20% is actually a rounded figure, it would be more if i take into account heat radiating out of the tank as it heats it - but in saying that, demonstrating that 20% of power can be saved just by merely utilising the heaters natural functions.

Nitrate levels goes up to 60ppm during the peak before wc, then drop sto 20ppm, then creeps up again.

CONCLUSION:

from the baseline readings, it is almost and practically heating the new water free! with only 0.1Kwh more per hour of operations to heat 200 litres a day as opposed to a min. 20% more heating used in the week period, the 200 litres a day, at 120% total weekly turnover of wc is the most economical way.

the cheapest cost to run the tank is 0.56Kwh

when i tried 300 litres per day, 50% more than 200, my increase in power was only 0.11KWH from 200 meaning that the power used is not proportionate to the volume of water, it is the timing that is crucial.

the self checks, or the maintenance modce of the heater is sufficient to heat more than 200 litres per day wiht minimal extra cost.

I can drop this to 100 litres per day and would probably use next to no extra power. but i prefer to ensure my water quality is best possible with minimising overkill. 300l/day would equate to 175% a week - too much and waste of water.

I have seen that a Auto wc'er is indeed the best option for saving power.

I have spent 330NZ dollars in setting up my wc'er - i will recover this cost in less than 3 months of operation. My power bill was horrendous!!! due to changing the water 3 times a week in large chunks.

The drum where my new water comes from is not heated, only aerated and a power head in side to move the water around. heating this drum is actually useless - because you will have to insulate it and use another heater. The point of my experiement was to prove that you can 'ride the wave' of the heaters natural functions and that i have proven with a baseline reading and the further trials. the drum will need a 200w or 300w heater, so that will just use up more power and as new water is pumped into the drum 4 times during the day, the heater will no doubt be on all the time so having a 200 or 300 w on all the time trying to raise the temps will just use more power that is wasted as the heaters natural function should hea tthe water anyways.

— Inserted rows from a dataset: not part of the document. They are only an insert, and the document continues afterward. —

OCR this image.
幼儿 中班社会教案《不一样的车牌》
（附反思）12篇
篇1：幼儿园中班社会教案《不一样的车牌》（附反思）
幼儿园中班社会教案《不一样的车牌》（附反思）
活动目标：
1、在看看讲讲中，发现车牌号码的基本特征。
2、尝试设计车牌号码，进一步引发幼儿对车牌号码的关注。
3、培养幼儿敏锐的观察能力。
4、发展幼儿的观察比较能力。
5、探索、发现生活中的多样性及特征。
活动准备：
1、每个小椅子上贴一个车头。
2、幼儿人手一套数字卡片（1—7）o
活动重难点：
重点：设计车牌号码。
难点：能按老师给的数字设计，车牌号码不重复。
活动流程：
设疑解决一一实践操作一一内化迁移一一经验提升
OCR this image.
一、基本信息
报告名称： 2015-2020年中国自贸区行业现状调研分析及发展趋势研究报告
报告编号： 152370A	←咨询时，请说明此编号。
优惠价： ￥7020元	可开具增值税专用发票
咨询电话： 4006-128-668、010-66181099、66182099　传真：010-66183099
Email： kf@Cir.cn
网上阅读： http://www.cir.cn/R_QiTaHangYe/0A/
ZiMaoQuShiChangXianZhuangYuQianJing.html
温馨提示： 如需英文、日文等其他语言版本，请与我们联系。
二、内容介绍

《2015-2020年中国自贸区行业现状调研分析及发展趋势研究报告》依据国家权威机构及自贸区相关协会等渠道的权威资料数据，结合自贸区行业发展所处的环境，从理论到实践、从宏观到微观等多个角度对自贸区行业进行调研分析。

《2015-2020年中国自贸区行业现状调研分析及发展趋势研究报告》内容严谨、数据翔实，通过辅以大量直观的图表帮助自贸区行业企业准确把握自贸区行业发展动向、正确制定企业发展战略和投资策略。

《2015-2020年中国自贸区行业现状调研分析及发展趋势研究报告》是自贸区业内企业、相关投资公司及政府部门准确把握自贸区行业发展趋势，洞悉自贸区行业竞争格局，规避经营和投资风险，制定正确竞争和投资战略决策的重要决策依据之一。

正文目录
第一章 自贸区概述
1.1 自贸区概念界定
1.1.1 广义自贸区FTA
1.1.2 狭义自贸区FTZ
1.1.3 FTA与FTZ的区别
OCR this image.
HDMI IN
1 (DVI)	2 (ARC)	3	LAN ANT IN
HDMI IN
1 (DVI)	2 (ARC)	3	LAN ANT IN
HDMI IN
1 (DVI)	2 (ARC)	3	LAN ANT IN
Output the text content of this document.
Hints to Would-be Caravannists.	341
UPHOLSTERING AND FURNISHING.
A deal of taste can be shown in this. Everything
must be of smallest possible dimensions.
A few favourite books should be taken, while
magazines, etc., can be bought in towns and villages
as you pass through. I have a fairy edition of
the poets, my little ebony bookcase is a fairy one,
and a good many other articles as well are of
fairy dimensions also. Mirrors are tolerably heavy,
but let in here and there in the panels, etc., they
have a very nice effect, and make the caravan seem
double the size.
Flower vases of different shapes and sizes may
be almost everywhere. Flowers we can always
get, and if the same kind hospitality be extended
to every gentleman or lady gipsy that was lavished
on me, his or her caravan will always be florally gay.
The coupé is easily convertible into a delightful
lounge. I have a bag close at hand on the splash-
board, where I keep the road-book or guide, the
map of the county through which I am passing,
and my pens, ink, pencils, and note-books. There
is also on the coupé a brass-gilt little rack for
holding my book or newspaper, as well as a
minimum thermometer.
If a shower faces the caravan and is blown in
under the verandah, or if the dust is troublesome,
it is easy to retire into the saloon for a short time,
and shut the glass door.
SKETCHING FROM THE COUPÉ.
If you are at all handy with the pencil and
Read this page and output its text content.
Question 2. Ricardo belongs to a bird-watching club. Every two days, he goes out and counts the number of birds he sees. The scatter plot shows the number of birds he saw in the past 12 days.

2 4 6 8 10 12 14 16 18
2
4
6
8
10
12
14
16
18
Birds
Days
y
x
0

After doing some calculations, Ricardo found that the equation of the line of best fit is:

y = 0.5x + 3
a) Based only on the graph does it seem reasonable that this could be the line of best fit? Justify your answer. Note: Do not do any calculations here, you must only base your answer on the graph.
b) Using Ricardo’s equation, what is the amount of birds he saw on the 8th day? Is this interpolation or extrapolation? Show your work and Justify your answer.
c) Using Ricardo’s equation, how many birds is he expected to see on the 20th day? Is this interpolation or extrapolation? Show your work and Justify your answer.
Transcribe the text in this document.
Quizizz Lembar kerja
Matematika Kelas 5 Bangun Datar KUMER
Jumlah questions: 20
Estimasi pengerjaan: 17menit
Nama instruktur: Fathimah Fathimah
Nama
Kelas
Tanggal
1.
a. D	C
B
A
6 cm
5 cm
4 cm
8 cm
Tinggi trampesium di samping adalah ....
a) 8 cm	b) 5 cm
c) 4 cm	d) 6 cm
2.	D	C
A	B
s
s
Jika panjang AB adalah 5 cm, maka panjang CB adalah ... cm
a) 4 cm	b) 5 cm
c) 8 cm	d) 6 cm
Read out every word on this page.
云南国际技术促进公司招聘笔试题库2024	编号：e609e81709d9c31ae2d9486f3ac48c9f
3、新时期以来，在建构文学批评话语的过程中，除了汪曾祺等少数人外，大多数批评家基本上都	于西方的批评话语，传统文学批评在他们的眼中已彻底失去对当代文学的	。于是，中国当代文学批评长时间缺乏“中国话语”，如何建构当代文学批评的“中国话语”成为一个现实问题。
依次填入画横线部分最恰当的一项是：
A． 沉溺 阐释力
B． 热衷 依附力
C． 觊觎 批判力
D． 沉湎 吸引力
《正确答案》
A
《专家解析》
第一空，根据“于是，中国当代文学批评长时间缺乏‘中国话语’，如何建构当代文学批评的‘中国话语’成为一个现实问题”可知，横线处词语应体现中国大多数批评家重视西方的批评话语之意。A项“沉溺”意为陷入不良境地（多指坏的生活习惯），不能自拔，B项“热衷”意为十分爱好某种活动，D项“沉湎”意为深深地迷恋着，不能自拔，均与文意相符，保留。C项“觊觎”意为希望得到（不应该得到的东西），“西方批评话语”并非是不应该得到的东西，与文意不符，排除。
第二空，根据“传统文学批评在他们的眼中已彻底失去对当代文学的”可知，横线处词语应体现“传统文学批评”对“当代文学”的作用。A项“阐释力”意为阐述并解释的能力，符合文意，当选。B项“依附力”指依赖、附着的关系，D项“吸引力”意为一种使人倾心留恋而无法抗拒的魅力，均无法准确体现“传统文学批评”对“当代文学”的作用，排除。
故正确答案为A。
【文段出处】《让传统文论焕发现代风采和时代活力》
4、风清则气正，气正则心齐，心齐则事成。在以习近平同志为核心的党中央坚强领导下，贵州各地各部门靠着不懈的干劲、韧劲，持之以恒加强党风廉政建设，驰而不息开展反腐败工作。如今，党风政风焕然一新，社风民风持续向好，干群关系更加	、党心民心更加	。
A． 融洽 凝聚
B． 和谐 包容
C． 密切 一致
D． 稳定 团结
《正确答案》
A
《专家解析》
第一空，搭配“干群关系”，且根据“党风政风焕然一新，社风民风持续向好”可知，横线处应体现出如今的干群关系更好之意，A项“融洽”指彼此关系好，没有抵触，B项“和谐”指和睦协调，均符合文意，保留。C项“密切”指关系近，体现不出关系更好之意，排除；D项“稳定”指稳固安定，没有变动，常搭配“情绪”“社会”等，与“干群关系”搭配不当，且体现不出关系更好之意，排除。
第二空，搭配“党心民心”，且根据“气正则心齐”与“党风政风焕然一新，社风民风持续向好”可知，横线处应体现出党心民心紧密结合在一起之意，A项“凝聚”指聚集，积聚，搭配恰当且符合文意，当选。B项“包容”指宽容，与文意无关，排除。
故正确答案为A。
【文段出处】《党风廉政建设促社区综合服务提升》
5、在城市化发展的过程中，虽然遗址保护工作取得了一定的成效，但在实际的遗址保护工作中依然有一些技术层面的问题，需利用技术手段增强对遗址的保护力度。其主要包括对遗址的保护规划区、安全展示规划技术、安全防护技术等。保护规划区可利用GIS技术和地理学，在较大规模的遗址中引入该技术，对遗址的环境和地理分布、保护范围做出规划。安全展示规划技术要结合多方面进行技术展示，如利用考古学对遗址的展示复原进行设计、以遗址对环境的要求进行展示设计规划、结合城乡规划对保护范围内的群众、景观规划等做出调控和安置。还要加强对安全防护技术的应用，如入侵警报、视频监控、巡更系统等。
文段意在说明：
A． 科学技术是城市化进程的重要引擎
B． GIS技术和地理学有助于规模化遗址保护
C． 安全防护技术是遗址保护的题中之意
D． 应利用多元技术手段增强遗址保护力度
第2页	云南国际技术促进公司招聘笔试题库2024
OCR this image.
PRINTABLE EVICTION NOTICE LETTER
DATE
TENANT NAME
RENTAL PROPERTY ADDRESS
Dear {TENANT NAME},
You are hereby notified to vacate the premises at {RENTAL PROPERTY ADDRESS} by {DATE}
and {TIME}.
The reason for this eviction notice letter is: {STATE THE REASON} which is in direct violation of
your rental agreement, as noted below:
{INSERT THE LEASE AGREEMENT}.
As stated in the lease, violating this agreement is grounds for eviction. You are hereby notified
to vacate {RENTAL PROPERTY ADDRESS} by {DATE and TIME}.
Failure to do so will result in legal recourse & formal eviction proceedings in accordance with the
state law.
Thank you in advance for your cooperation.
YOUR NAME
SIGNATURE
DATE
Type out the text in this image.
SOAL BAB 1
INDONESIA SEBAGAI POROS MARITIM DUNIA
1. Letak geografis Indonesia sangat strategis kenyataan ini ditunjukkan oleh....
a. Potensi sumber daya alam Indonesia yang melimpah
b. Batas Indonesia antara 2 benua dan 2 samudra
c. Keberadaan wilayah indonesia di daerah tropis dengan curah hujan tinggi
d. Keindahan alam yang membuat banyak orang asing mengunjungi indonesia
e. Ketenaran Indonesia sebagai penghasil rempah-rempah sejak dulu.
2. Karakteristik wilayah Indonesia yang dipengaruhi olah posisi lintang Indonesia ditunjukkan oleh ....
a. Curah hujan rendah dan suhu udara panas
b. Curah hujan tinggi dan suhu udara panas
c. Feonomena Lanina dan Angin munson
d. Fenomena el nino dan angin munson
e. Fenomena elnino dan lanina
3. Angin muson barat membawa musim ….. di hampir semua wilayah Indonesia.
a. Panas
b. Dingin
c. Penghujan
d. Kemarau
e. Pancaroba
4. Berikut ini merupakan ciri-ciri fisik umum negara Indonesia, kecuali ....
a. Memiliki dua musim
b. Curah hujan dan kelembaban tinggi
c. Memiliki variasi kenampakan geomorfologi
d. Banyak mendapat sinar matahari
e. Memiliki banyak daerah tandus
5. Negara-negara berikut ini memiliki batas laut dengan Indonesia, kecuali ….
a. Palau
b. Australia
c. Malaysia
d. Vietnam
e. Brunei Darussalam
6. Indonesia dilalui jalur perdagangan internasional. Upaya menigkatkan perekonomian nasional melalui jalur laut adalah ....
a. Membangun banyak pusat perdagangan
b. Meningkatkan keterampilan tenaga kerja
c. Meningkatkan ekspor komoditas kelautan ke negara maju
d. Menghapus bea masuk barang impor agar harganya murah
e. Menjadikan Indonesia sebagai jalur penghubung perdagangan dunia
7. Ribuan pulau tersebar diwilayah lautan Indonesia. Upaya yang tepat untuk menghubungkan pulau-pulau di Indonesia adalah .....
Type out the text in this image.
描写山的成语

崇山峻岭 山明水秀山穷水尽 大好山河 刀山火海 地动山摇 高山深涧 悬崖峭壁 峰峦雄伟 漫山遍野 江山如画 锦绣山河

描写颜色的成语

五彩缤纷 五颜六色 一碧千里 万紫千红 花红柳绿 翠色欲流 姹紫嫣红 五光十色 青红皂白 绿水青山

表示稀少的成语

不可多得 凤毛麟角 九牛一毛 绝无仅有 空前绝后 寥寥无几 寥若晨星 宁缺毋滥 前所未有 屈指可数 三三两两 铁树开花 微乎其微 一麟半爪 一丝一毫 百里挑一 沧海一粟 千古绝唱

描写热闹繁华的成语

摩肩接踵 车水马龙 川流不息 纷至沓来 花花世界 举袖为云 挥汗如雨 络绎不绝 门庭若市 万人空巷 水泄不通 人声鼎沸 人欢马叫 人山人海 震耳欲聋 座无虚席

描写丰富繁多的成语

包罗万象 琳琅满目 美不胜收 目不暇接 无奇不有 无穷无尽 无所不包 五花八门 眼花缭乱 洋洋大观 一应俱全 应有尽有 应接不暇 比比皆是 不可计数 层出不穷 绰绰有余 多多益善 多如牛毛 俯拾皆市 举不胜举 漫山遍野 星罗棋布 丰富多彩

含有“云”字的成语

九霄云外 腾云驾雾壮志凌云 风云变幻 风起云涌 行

But, the water injected in clearly made a difference in power useage....even though it was only 0.1kwh. So I will build a portable and moveable solar heater that runs from my drum and back. the pump that will be used in this pump will be a 10w pump, and the run on a hot summer day should be enough to heat the water in the drum at least 2 to 3 degrees min every few hours - thus further helpin to reduce the power consumption.

i will apply this method in all my tanks now - further to make my tanks as efficient as possible - i have spoken with a heating and airconditioning engineer, she said to me that there are 3 heats you need to take care of.
RADIANT, CONVECTIVE, CONDUCTIVE.

Foil will takes care of Radiant, similar to a radiant heater you buy in the stores. infrared light is reflected and the heat maximised, this also works for visible light.
maximising further your insulation.

Poly takes care of only Convective and conductive.
Convective and conductive will leech through much more requiring a layer, hence the poly layer insulating that.

I will staple foil with the shiny side facing the tank under the poly also, to maximise my heat retention, this should save a few $$$ a year. also, during the coldest of months, this will help retain heat.